Have a few guns with you, for you're liable to need them. We're not afraid about nabbing the whole bunch; but we don't want to lose good men going after a bad man. And there's such a thing as having too much courage."

"I agree," I remarked. "I'll take the guns all right, but I'm afraid I'll need some more crew. I mean I'll want an engineer, and another deck-hand."

And, just as I said this, there came up some one post-haste from the village; some one, too, that wanted the clergyman, as well as me, for my captain was ill, and at the point of death.

It was an hour or so after dinner time, and we were just enjoying our cigars.

"What on earth can be the trouble?" I said, but, the three of us, including the Commandant went.

We found the captain lying in his berth, writhing with cramps.
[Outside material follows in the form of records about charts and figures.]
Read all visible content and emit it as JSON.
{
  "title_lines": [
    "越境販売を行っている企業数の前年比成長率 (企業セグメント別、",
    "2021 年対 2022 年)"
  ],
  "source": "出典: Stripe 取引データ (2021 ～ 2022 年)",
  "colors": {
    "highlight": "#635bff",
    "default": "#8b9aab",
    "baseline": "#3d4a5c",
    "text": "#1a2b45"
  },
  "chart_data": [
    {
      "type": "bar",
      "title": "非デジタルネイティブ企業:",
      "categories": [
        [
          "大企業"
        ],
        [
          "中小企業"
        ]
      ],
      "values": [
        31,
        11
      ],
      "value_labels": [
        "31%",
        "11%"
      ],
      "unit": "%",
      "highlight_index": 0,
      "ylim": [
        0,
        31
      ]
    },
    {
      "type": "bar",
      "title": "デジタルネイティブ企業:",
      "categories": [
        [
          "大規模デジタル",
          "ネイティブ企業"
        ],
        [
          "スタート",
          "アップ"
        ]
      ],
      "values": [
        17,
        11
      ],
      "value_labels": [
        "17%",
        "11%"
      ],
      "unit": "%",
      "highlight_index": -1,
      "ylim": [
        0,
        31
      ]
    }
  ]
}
"What on earth have you been doing with yourself, Cap.?" I asked.

"I did nothing, sir, but eat my dinner, and drink that claret you were kind enough to give me."

"That half-bottle of claret?"

"Yes, sir, the very same."

"Well, there was nothing to hurt you in that," I said. "Did you take it half and half with water, as I told you?"

"I did indeed, sir."

"And what did you eat for your dinner?"

"Some pigeon-peas, and some rainbow fish."

"Sure, nothing else?"

"G.o.d's truth, sir."

"It's very funny," I said. And then as he began to writhe and stiffen, I called out to Tom: "Get some rum, Tom, and make it boiling hot, quick--quick!"

And Tom did.

"We must get him into a sweat."

Very soon we did. Then I said to Tom:

"What do you make out of this smell that's coming from him, Tom?"

"Kerosene, sar," said Tom.

"I thought the very same," I said.

Tom beckoned me to go with him to the galley, and showed me several quart bottles of water standing on a shelf.

"Two of these were kerosene," he said, "and I suppose Cap. made a mistake"; for one looked as clear as the other.

Then I took one of them back to the captain.